Doch wenn es dieser Lady Townsend hier nicht genehm war, warum sah sie sich dann nicht nach einer anderen Bleibe um? Zum Beispiel in Ellington? Das nicht weit entfernte Dorf war etwas wohlständiger und hatte mehr Geschäfte als einen Gemischtwarenladen zu bieten. Da fand sich womöglich auch eine feinere Unterkunft.

«Lady Townsend», setzte Stanley mit roten Flecken auf den Wangen an, die sein Unbehagen widerspiegelten. «Ihr habt mein ganzes Mitgefühl für die zugemuteten Umstände.
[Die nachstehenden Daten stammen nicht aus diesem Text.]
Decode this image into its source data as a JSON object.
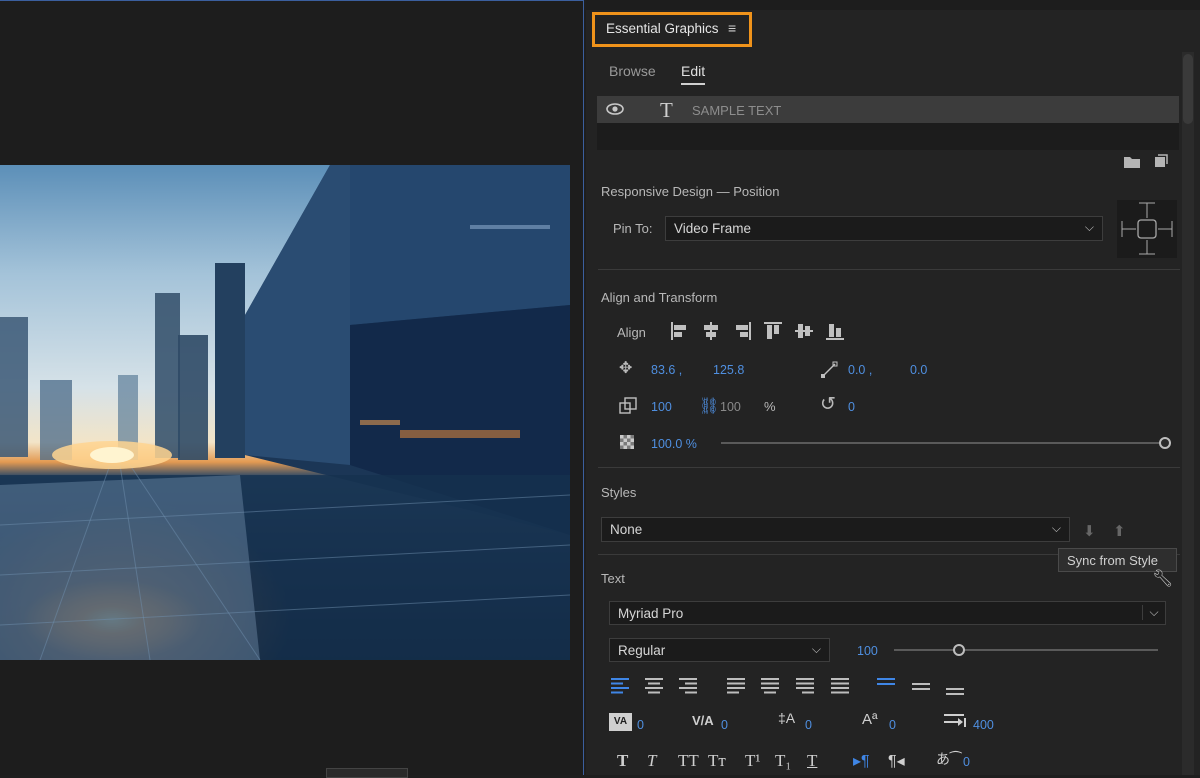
{
  "panel": {
    "title": "Essential Graphics",
    "tabs": [
      "Browse",
      "Edit"
    ],
    "active_tab": "Edit",
    "layer_name": "SAMPLE TEXT"
  },
  "responsive": {
    "title": "Responsive Design — Position",
    "pin_label": "Pin To:",
    "pin_value": "Video Frame"
  },
  "align": {
    "title": "Align and Transform",
    "align_label": "Align",
    "pos_x": "83.6 ,",
    "pos_y": "125.8",
    "anchor_x": "0.0 ,",
    "anchor_y": "0.0",
    "scale": "100",
    "scale_h": "100",
    "scale_unit": "%",
    "rotation": "0",
    "opacity": "100.0 %",
    "opacity_level": 1.0
  },
  "styles": {
    "title": "Styles",
    "value": "None",
    "tooltip": "Sync from Style"
  },
  "text": {
    "title": "Text",
    "font": "Myriad Pro",
    "weight": "Regular",
    "size": "100",
    "kerning": "0",
    "tracking": "0",
    "leading": "0",
    "baseline": "0",
    "tab_width": "400",
    "tsume": "0"
  },
  "colors": {
    "accent": "#4f8fe0",
    "highlight_border": "#f0931b"
  }
}
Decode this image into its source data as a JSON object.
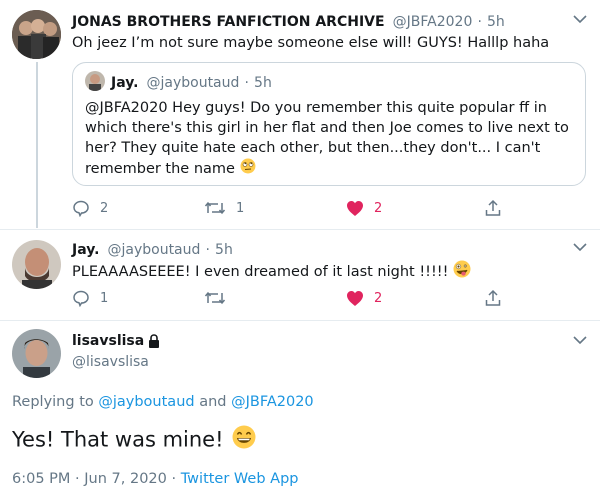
{
  "tweet1": {
    "display_name": "JONAS BROTHERS FANFICTION ARCHIVE",
    "handle": "@JBFA2020",
    "dot": "·",
    "time": "5h",
    "text": "Oh jeez I’m not sure maybe someone else will! GUYS! Halllp haha",
    "quote": {
      "display_name": "Jay.",
      "handle": "@jayboutaud",
      "dot": "·",
      "time": "5h",
      "text": "@JBFA2020 Hey guys! Do you remember this quite popular  ff in which there's this girl in her flat and then Joe comes to live next to her? They quite hate each other, but then...they don't... I can't remember the name",
      "emoji": "rolling-eyes-emoji"
    },
    "replies": "2",
    "retweets": "1",
    "likes": "2"
  },
  "tweet2": {
    "display_name": "Jay.",
    "handle": "@jayboutaud",
    "dot": "·",
    "time": "5h",
    "text": "PLEAAAASEEEE! I even dreamed of it last night !!!!!",
    "emoji": "zany-face-emoji",
    "replies": "1",
    "retweets": "",
    "likes": "2"
  },
  "tweet3": {
    "display_name": "lisavslisa",
    "handle": "@lisavslisa",
    "replying_prefix": "Replying to",
    "replying_user1": "@jayboutaud",
    "replying_and": "and",
    "replying_user2": "@JBFA2020",
    "text": "Yes! That was mine!",
    "emoji": "grinning-face-emoji",
    "time": "6:05 PM",
    "dot": "·",
    "date": "Jun 7, 2020",
    "source": "Twitter Web App"
  },
  "colors": {
    "text": "#14171a",
    "muted": "#657786",
    "link": "#1b95e0",
    "like": "#e0245e",
    "border": "#e6ecf0"
  }
}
Aber die Herstellung der von Euch gewünschten Stücke benötigt einige Zeit. Wärt Ihr vielleicht vorerst damit zufrieden, dass wir nächste Woche nur sechs Vasen samt passenden Obstschalen liefern?»

Aha. Stanley versuchte, die Risiken zu mindern auf einer horrenden unbezahlten Rechnung sitzen zu bleiben sowie eine mögliche lukrative Kundin einzubüßen.

«Wie lange braucht denn sowas?», keifte die Lady ihn derart an, dass er Riccia fast leidtat. «In vier Wochen ist meine Hochzeit! Bis dahin will ich alles haben!»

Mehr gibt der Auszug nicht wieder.